In the annals of prescriptivist poppycock, a century is not very long, and a development spanning only 50 years from beginning to end counts as speedy. Let me describe one such incident, which concerns a small and very natural syntactic change in the use of a single adverb.
Many adverbs are used as manner adjuncts: He saw her clearly uses clearly as a modifier specifying the manner of the seeing. Some are used as what The Cambridge Grammar of the English Language calls modal adjuncts, necessarily and possibly being the most basic and familiar ones. Clearly happens to have both a manner use and a modal use: Clearly he saw her is an example of the latter (modal adjuncts are often placed at the beginning of the clause; notice that this sentence doesn’t comment on the clarity of the glimpse, it says that given the evidence it’s indubitable that he saw her).
Nobody worries about these two uses of clearly living side by side. Nor does it bother anybody to live with the similar duality of obviously (compare He was flirting with her too obviously, which comments on the manner of the flirting, and He was obviously flirting with her, which doesn’t).
The 1960s saw an increase in the frequency of modal-adjunct use for another adverb: hopefully. Alongside They’ll wait hopefully (“They’ll wait with hope in their hearts”), it became increasingly popular to use sentences like Hopefully they’ll wait (“It is to be hoped that they’ll wait”).
This unremarkable little piece of linguistic evolution might have gone unnoticed, if the aging usage specialist Wilson Follett had not bristled. It is “un-English and eccentric” to use the word that way, he asserted dogmatically (Modern American Usage: A Guide, Hill & Wang, New York, 1966, Page 170), even though (as he said) the German equivalent hoffentlich is fine in modal-adjunct use.
Follett was dead by 1963 (his posthumous usage book was completed by Jacques Barzun and others), but he left a legacy: By the late 1960s, using hopefully as a modal adjunct was widely taken to be a grammatical sin. In 1972, E. B. White jumped on the bandwagon. He altered his revision of William Strunk’s The Elements of Style by adding a paragraph of self-contradictory and absurdly overwritten rant about hopefully. (Strunk never mentioned hopefully. Nor did White mention it in the 1959 edition, but his flailing second-edition paragraph is kept in all subsequent editions; see Page 48 of the fourth.)
For a few years, battles raged and peevers fumed. But the opposition peaked when disco was young, and Barry White and the Love Unlimited Orchestra were hot. By 1979, William Safire had accepted the modal adjunct use of hopefully (his friend James J. Kilpatrick called him a “lousy quitter”). The dispute was basically over. In 1985 the Prince of Wales used hopefully as a modal adjunct in public (and I assume I can take the usage of the British royal family to have at least some potential relevance to the question of what is grammatical in contemporary Standard English).

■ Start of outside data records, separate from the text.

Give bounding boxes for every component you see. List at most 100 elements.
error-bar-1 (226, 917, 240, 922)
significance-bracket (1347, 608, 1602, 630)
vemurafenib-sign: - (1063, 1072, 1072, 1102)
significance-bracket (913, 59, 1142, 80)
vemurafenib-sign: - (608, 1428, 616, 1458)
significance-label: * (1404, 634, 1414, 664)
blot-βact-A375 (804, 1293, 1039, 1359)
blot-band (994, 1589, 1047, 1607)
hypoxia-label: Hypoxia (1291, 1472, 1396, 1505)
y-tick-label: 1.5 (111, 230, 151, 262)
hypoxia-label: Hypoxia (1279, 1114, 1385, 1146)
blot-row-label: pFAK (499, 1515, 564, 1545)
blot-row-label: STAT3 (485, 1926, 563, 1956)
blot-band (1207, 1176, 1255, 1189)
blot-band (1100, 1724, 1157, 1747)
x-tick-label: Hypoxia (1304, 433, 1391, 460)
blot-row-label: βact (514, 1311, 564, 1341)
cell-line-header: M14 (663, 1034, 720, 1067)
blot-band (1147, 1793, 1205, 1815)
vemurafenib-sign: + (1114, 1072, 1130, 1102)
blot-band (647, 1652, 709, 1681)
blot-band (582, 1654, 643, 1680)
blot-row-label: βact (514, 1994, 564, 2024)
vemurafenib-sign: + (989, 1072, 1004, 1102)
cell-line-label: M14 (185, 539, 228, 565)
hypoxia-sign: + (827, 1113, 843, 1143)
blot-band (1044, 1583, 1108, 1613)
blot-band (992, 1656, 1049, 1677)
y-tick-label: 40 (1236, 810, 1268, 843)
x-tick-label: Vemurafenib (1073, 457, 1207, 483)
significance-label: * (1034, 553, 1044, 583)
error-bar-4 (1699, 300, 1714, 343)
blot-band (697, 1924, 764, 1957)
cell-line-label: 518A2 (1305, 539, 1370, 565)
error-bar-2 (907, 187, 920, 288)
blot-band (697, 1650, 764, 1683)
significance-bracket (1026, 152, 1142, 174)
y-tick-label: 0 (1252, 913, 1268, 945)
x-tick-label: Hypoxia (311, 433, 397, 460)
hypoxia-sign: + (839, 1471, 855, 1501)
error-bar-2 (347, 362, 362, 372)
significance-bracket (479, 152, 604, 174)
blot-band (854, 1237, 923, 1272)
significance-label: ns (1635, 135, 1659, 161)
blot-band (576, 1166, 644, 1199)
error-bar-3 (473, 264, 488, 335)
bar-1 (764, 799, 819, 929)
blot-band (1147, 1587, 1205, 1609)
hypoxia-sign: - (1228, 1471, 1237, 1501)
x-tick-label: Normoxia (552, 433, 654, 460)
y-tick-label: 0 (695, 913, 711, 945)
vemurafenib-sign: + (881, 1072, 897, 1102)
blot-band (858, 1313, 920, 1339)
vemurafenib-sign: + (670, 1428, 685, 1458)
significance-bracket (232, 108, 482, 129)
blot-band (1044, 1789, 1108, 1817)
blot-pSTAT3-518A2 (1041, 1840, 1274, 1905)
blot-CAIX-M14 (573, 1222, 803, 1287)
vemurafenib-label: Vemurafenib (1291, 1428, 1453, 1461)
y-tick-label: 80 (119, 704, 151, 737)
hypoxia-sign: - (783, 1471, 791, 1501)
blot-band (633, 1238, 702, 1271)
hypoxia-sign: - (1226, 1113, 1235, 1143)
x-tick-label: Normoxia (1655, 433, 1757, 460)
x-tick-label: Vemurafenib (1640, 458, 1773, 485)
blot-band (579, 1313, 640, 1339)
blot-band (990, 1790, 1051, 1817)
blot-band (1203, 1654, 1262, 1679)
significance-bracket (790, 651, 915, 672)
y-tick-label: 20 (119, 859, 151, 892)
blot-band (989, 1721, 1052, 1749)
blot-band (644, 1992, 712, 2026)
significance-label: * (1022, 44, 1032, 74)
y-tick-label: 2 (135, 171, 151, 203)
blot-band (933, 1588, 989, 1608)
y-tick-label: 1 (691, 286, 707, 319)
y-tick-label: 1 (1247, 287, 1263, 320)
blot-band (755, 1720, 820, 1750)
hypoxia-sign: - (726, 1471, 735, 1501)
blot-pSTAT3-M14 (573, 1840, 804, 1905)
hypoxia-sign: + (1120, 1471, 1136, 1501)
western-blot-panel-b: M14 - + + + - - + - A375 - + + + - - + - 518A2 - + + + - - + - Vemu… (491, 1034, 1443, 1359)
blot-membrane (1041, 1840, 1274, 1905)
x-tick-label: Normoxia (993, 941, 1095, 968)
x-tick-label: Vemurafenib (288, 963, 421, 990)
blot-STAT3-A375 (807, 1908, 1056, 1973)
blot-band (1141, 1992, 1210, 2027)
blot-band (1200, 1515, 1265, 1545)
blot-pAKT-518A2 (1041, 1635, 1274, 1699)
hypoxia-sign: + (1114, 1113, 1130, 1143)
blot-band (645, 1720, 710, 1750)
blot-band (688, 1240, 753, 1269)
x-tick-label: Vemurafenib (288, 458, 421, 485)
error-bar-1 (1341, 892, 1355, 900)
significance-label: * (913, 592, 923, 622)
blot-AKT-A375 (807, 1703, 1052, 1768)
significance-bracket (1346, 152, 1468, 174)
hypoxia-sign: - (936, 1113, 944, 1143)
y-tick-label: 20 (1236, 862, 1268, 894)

With truly extreme caution, the AP Style Guide nonetheless waited a decent further interval: Its editors let more than a quarter of a century go by before they finally risked accepting what had now been normal Standard English usage for a lifetime. On April 17, 2012, they announced correctly that the modal-adjunct use of hopefully is not a grammatical error.
And people acted as if the sky was falling. “The barbarians have done it, finally infiltrated a remaining bastion of order in a linguistic wasteland,” wrote an overheated (and since then, overquoted) Monica Hesse in The Washington Post on April 18. (Perhaps she wrote ironically, but it doesn’t look like it.)
Barbarians? A single additional use of a single adverb undergoes a tiny expansion in its uses, fully in line with normal developments in the history of English syntax. No threat of ambiguity arises (I have never seen a case in which it was in doubt whether hopefully was intended as a manner adjunct or a modal adjunct). And when AP makes a small move, decades late, toward acceptance of an easily accessible fact about how English speakers employ a word, it means our language is being reduced to a “wasteland”?
It’s an odd field to be in, English grammar. And I must admit, I’m having that beam-me-up-Scotty feeling again.
Note added 2:20 p.m.: Monica Hesse has kindly emailed me to say that she was being sarcastic. Fair enough (I’m finding it hard to tell the genuine outrage from the parody these days); but she has plenty of readers who take her seriously. One of them wrote: “This is sad. Words’ meaning can change over time, but should not through ignorance or laziness. As goes the language, so goes civilization. I imagine we’ll be seeing that loose can be properly substituted for lose because that’s what everyone is doing. Soon, no-one will understand each other because there will be no standards at all.” Civilization under threat! And that was apparently written in full seriousness.